The root task is self-replicating, so instead of explicitly starting e.g. four tasks to handle the data, it waits for the scheduler to replicate the task to handle more data. It's kind of hard to read - we're talking about complex multi-threaded lock-less code, but it seems that it always assigns work in slices much smaller than the partitioned ranges. In my testing, the maximal size of the slice was 16 - a far cry from the millions of data I'm running. 16 iterations with a body like this is no time at all, which might lead to many issues with the algorithm (the biggest being the infrastructure taking more CPU work than the actual iterator body). In some cases, cache trashing might impact performance even further (perhaps when there's a lot of variation in the body runtimes), but most of the time, the access is sequential enough.
TL; DR
Don't use Parallel.For
and Parallel.ForEach
if your work-per-iteration is very short (on the order of milliseconds). AsParallel
or just running the iteration single-threaded will most likely be much faster.
Slightly longer explanation:
It seems that Parallel.For
and Paraller.ForEach
are designed for scenarios where the individual items you're iterating over take a substantial amount of time to execute (i.e. lots of work per item, not tiny amounts of work over a lot of items). They seem to perform badly when the iterator body is too short. If you're not doing substantial work in the iterator body, use AsParallel
instead of Parallel.*
. The sweetspot seems to be somewhere under 150ms per slice (around 10ms per iteration). Otherwise, Parallel.*
will spend tons of time in its own code, and hardly any time doing your iteration (in my case, the usual number was somewhere around 5-10% in the body - embarassingly bad).

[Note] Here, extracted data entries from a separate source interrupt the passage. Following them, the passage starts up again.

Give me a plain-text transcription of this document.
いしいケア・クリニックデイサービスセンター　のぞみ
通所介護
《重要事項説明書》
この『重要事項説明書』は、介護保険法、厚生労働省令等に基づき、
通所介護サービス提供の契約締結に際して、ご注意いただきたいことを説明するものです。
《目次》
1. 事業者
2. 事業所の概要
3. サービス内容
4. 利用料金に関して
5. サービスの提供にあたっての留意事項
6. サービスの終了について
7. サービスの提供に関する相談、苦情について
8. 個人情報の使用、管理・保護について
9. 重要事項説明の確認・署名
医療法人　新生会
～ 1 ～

Sadly, I didn't find any warning about this on MSDN - there's even samples going over substantial amounts of data, but there's no hint at the terrible performance hit of doing so. Testing the very same sample code on my computer, I've found that it is indeed often slower than a single-threaded iteration, and at the best of times, barely faster (around 30-40% time savings while running on four CPU cores - not very efficient).
EDIT:
Willaien found a mention on MSDN about this very issue, and how to solve it - https://msdn.microsoft.com/en-us/library/dd560853(v=vs.110).aspx. The idea is to use a custom partitioner and iterate over that in the Parallel.For
body (e.g. loop in Parallel.For
's loop). However, for most cases, using AsParallel
is probably still a better choice - simple loop bodies usually mean some kind of a map/reduce operation, and AsParallel
and LINQ in general are great at that. For example, your sample code could be rewritten simply as:
var result = testData.AsParallel().Where(i => i == 1).ToList();
The only case where using AsParallel
is a bad idea is the same as with all the other LINQs - when your loop body has side-effects. Some might be tolerable, but it's safer to avoid them altogether.